La Chine ne renoncera donc pas aux progrès dans le domaine des machines EUV ; elle doit s’appuyer sur les deux technologies pour prendre une position de force dans la compétition mondiale.
III. La Loi Tao peut-elle permettre à l’industrie chinoise des semi-conducteurs de “dépasser ses concurrents” ? Il y a de chances, mais il faut encore des preuves
L’apparition de la Loi Tao offre à l’industrie chinoise une nouvelle voie :
- Le témoignage de Huawei : Huawei a prouvé que cette approche est viable en augmentant la densité des transistors de 53,5 % en une seule génération de produits (alors que la Loi de Moore ne permettrait qu’un tel gain qu’après trois ans), ce qui montre que cette voie est prometteuse ;
- L’impact sur l’industrie : Cela pourrait inciter l’ensemble de la chaîne d’approvisionnement (conception, encapsulation, investissements) à se tourner vers une approche axée sur la “micro-écologie du temps”. Les entreprises chinoises qui suivront cette voie pourraient prendre une position de leader ;
- Des incertitudes : Il reste à voir si cette approche deviendra un consensus mondial, ce qui dépendra de l’adoption par davantage d’entreprises et des données empiriques (par exemple, si d’autres entreprises produiront des produits performants en utilisant la Loi Tao au cours des prochaines 3-5 ans). Les entreprises étrangères (comme Intel et TSMC) disposent déjà de technologies EUV et pourraient continuer à suivre la voie de la Loi de Moore, mais elles prendront également en compte les avantages de la Loi Tao.
IV. Qu’est-ce qui manque à la Chine pour passer d’un rôle de suiveur à un rôle de leader dans le domaine technologique ?
En tant qu’expérimenté, Chu Junhao souligne deux principaux défauts :
1. Manque d’exigence de qualité : De nombreuses technologies peuvent être développées, mais il reste difficile d’atteindre l’excellence.
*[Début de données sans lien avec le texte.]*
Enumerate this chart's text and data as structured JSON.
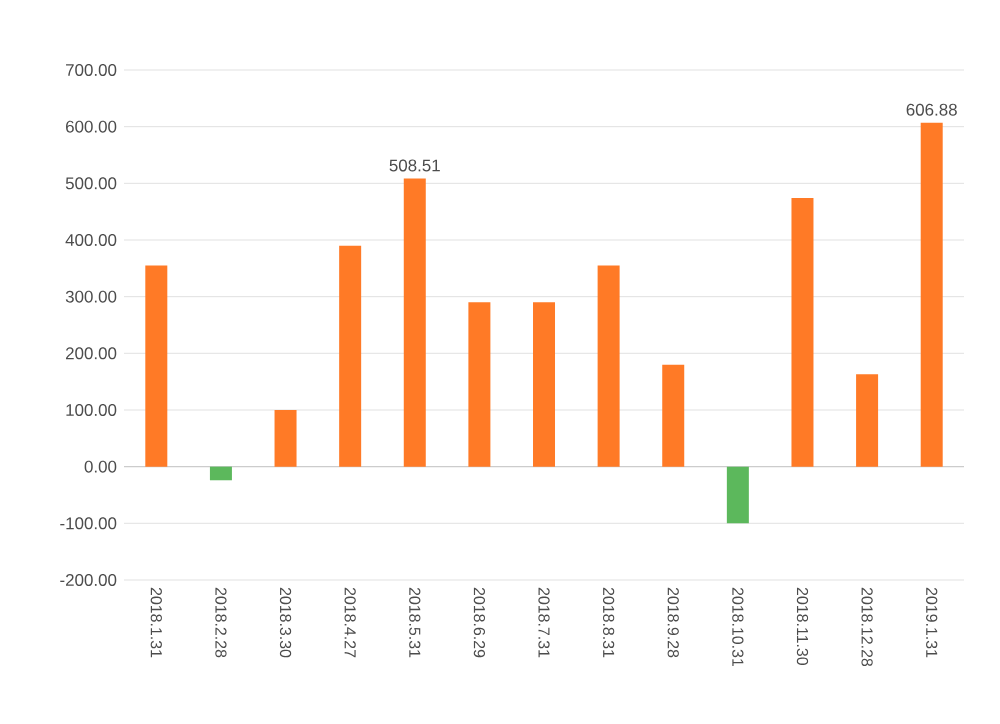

Par exemple, la plupart des équipements de laboratoire sont importés, et la précision et la stabilité des produits chinois ne sont pas à la hauteur de celles des produits étrangers ;
2Insuffisance de recherche fondamentale : Beaucoup de technologies sont mises en œuvre sans bien comprendre les principes physiques qui les sous-tendent, ce qui empêche une amélioration continue et une évolution durable ;
3. Manque de percées révolutionnaires : Actuellement, la Chine progresse dans de nombreux domaines, mais il y a encore peu de découvertes capables de changer véritablement les règles du jeu. La Loi Tao est un bon début, mais il faut davantage d’innovations fondamentales, comme la “Formule CXT”.
Il souligne que l’épaisseur des recherches fondamentales détermine les limites des possibilités et que la Chine doit continuer à investir dans ce domaine au cours des 10-20 prochaines années pour devenir un véritable “pays puissant en technologie”.
Conclusion
La signification de la Loi Tao ne se limite pas à l’innovation technologique : elle symbolise le passage de la Chine d’un rôle de suiveur des règles établies à celui de définitionnaire de ses propres normes. Cependant, pour devenir un leader mondial, il est nécessaire que cette loi soit mise en œuvre dans l’industrie, que les lacunes en recherche fondamentale soient comblées et que l’innovation ultime soit poursuivie. Comme Chu Junhao l’a écrit dans sa jeunesse : “Il faut que les noms chinois figurent parmi ceux qui établissent les lois.” Nous avons besoin de davantage de telles “lois chinoises” pour nous imposer sur la scène technologique mondiale.